The number 257 is not a perfect square because it ends in 7.
Perfect Squares and Last Digits
Certain digits can be immediately ruled out as possible last digits of perfect squares. As noted in the references, the last digit of a number can help determine if it cannot be a perfect square.
Reference Information
The provided references indicate the following regarding last digits and perfect squares:
- (ii) 257 ending with 7, so it cannot be a perfect square.

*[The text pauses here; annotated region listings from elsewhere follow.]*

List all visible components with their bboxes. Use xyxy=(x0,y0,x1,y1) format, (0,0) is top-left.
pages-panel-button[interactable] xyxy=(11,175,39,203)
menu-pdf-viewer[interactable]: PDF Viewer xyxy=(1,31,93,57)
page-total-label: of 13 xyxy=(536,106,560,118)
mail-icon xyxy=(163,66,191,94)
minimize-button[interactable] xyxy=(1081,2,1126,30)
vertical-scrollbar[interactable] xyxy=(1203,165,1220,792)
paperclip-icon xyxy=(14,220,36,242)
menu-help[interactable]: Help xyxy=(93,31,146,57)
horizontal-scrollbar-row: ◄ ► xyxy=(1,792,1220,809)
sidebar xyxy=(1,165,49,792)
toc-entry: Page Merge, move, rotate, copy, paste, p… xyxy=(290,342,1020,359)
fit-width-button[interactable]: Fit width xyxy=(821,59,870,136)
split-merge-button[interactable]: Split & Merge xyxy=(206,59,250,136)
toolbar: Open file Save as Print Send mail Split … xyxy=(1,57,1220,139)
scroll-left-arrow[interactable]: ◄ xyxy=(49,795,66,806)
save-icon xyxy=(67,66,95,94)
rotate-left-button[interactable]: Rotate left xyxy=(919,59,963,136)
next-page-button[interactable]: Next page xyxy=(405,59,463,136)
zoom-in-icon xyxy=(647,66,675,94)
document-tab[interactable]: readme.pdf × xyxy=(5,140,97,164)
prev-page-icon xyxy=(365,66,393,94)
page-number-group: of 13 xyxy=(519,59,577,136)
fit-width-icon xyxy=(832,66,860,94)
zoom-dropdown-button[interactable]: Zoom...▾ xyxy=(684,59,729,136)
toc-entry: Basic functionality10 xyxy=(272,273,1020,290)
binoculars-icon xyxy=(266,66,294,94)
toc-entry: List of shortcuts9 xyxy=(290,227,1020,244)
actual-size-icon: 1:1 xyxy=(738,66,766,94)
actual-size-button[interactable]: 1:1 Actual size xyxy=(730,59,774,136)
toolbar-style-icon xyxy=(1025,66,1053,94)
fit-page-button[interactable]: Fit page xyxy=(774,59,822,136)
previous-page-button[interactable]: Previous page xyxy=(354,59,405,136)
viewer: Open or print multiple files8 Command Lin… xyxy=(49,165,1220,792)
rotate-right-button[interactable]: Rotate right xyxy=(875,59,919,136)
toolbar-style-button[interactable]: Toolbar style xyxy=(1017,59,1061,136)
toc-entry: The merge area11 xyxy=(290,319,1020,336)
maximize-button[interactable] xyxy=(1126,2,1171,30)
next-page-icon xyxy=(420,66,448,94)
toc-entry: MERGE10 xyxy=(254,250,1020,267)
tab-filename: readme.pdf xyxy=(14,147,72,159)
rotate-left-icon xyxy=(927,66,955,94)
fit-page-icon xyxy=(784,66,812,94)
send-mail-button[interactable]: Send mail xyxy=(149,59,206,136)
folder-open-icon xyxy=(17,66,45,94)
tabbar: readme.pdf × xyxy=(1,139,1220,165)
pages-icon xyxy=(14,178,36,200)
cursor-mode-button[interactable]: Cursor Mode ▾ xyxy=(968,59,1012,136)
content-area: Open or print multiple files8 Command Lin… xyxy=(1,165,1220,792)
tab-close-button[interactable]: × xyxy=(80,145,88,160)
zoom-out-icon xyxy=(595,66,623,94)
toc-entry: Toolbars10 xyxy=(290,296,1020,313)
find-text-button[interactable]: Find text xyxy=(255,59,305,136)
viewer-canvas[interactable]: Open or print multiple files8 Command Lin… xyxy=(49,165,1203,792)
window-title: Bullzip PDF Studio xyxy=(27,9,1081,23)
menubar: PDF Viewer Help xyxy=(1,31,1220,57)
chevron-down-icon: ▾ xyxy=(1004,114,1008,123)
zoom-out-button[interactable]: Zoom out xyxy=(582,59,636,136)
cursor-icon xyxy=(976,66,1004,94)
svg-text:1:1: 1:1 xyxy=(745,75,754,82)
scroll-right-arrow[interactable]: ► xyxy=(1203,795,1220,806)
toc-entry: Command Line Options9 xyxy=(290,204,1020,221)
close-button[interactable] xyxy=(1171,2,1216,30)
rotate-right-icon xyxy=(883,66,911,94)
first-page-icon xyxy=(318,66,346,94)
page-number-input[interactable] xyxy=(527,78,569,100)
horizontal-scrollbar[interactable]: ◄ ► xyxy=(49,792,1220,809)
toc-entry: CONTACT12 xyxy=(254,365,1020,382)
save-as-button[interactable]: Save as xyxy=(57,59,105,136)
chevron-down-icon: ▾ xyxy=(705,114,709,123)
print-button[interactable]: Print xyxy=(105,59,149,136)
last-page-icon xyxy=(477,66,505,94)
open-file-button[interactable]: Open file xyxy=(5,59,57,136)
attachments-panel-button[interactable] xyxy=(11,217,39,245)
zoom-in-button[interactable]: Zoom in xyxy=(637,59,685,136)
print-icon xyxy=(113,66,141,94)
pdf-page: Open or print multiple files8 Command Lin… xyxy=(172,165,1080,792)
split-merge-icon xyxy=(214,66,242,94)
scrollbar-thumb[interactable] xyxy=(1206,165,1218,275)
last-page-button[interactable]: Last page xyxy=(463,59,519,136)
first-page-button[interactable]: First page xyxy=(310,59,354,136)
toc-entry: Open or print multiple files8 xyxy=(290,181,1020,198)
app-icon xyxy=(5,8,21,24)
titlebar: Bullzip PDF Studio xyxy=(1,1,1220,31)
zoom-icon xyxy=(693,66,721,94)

This information directly answers the question. Numbers ending in 2, 3, 7, or 8 cannot be perfect squares.
Explanation
A perfect square is an integer that can be expressed as the square of another integer. When we square integers, the last digit of the result follows a pattern. No integer squared will result in a number ending in 2, 3, 7, or 8. Therefore, if a number ends in one of these digits, it cannot be a perfect square.
Table of Possible Last Digits of Perfect Squares
| Last Digit of Original Number | Last Digit of Square |
|---|---|
| 0 | 0 |
| 1 | 1 |
| 2 | 4 |
| 3 | 9 |
| 4 | 6 |
| 5 | 5 |
| 6 | 6 |
| 7 | 9 |
| 8 | 4 |
| 9 | 1 |
This table clearly shows that perfect squares can only end in 0, 1, 4, 5, 6, or 9.